What Factors Affect Mortgage Interest Rates?
Mortgages are very common for people looking to buy a home. If you are considering buying a home in Massachusetts or any other state, you will be looking for mortgages, but may be worried about the mortgage interest rates. Many of us do not know what impacts the interest rates of mortgages. There are many factors that can affect mortgage and financing interest rates like the economy, Federal Reserve, mortgage bonds, and inflation. These determining factors are discussed below.
These are bundles of mortgages that are sold in the bond market and can affect mortgage rates depending on their demand. Investment banks sell mortgage bonds after buying mortgages from lenders. These bonds are long term and the yield comes from the principal amount and the interest. If investors need more mortgage bonds, the prices will increase and the mortgage rates will go down.
Mortgage interest rates vary based on how the economy is doing and its outlook. When the economy is good, that is, when the unemployment rates are low and the spending is high, mortgage interest rates will be high.

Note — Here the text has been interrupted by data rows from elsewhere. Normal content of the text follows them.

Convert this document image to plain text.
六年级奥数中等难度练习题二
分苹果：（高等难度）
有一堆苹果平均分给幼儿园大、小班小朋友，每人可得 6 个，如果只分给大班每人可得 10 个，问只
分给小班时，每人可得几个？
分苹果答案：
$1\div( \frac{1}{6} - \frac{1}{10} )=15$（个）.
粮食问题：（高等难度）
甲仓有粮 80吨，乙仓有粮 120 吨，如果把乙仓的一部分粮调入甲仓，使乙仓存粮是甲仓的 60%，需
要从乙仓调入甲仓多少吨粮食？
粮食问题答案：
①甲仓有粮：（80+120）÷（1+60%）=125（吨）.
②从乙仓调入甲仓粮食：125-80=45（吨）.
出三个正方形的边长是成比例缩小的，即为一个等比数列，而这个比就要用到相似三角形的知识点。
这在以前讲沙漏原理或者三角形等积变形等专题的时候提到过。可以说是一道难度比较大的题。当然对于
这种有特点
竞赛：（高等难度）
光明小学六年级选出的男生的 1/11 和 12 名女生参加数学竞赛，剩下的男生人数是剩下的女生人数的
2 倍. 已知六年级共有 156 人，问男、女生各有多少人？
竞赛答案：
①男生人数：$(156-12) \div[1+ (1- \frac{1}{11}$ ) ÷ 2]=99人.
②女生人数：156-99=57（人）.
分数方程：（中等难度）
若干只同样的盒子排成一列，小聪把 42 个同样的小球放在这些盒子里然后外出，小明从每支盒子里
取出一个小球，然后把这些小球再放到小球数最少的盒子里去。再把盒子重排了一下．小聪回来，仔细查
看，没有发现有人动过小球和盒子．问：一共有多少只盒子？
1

When the economy is bad, it is usually good for the consumer. You might not forget the times when the pandemic hit the economy. The economy went downhill during these times and the rates of interest were very low. This raised the number of borrowers buying new homes and refinancing existing homes. In the opinion of many real estate experts, many refinances were just to reduce the interest rates or to take out cash to combine credit card debts, for home improvement projects, etc.
Inflation and mortgage rates go hand in hand. With an increase in inflation, interest rates increase. Inflation weakens the dollar and lenders will be forced to raise interest rates. If inflation is expected to last for a while, it can affect mortgage rates and this is what we are presently experiencing.
The Federal Reserve
Federal reserve meetings are held about eight times per year to decide whether to increase or decrease the federal funds rate. These determinations are typically guided by inflation and unemployment rates. It is the federal rate that commercial banks make use of to lend and borrow from each other. After deciding on the rate, this goes to short-term loans and the mortgage rates will not typically be affected. Sometimes, the mortgage rates can be affected, but the previous factors discussed will also be taken into account.